American serial killer (1932–2010)

Janie Lou Gibbs (née Hickox; December 25, 1932 - February 7, 2010) was an American serial killer from Cordele, Georgia, who killed her three sons, a grandson, and her husband, by poisoning them with arsenic in 1966 and 1967.

==Background==
Gibbs was born in Georgia on December 25, 1932. She operated a daycare from her home and was a dedicated member of the local church community. She had been married to her husband Charles for 18 years before she began killing.

==Murders==
In 1965, Gibbs committed her first murder, poisoning her husband Charles by putting arsenic into his dinner. While he was in hospital, she brought him homemade soup containing more poison. After Charles' death on January 21, 1966, doctors decided the cause of death had been a liver disease. After her husband's death, Gibbs was supported by the local church community. She later donated some of her husband's life insurance money to the church.

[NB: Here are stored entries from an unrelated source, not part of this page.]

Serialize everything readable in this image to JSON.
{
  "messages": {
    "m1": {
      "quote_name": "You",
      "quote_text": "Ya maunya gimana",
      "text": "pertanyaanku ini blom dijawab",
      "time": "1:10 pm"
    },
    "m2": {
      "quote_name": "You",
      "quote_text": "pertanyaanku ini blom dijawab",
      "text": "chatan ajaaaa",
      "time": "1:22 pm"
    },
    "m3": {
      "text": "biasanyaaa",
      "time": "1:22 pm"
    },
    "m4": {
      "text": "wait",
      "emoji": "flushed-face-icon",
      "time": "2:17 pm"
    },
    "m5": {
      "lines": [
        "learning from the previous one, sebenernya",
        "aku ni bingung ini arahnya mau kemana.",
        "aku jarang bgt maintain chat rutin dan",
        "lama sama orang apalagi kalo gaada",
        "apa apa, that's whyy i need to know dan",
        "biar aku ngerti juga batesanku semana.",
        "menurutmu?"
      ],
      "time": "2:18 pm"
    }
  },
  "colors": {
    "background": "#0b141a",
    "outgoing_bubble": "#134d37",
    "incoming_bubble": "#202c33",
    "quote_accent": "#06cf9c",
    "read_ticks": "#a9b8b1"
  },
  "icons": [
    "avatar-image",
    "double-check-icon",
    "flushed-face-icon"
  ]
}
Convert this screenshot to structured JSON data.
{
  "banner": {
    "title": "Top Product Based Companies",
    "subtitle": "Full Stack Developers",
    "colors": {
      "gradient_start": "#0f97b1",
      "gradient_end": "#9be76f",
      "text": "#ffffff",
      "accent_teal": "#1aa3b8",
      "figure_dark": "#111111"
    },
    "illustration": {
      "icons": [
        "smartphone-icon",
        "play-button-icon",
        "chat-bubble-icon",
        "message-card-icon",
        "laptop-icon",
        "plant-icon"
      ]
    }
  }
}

Eight months after the death of Gibbs's husband, she poisoned her youngest son, 13-year-old Marvin. He died on August 29, 1966. He was assumed to have inherited a liver disease from his father, but his death certificate listed hepatitis. Gibbs was not suspected of any wrongdoing, and she again donated a large portion of her life insurance payout to the local church. On January 23, 1967, another one of Gibbs's sons, 16-year-old Melvin, died suddenly. Doctors listed his cause of death as a rare muscular disorder, and for a third time, Gibbs donated most of the life insurance money to the church.

Gibbs now had only one son left, 19-year-old Roger. Roger had fathered a child named Ronnie with his wife, and Gibbs was seen to be delighted that she had become a grandmother. Soon, Ronnie became sick and died suddenly, followed only a month later by his father. Following the sudden deaths of a previously healthy young man and his infant son, the family physician became suspicious and referred the case to the state crime lab.

==Aftermath==
An autopsy on Roger found that he had ingested a fatal amount of arsenic. Gibbs was arrested for murder on December 25, and the bodies of her husband and two buried sons were exhumed. Autopsies conducted in the cemetery revealed each of the five murdered members of the Gibbs household had arsenic present in their bodies.

Gibbs initially was found mentally unfit to stand trial and was confined to a mental institution where she worked as a cook. Later, she stood trial and was sentenced to five life sentences. She remained imprisoned until 1999 when she was diagnosed with Parkinson's disease and was released into the custody of her sister. She died in 2010 in a nursing home in Douglasville, Georgia.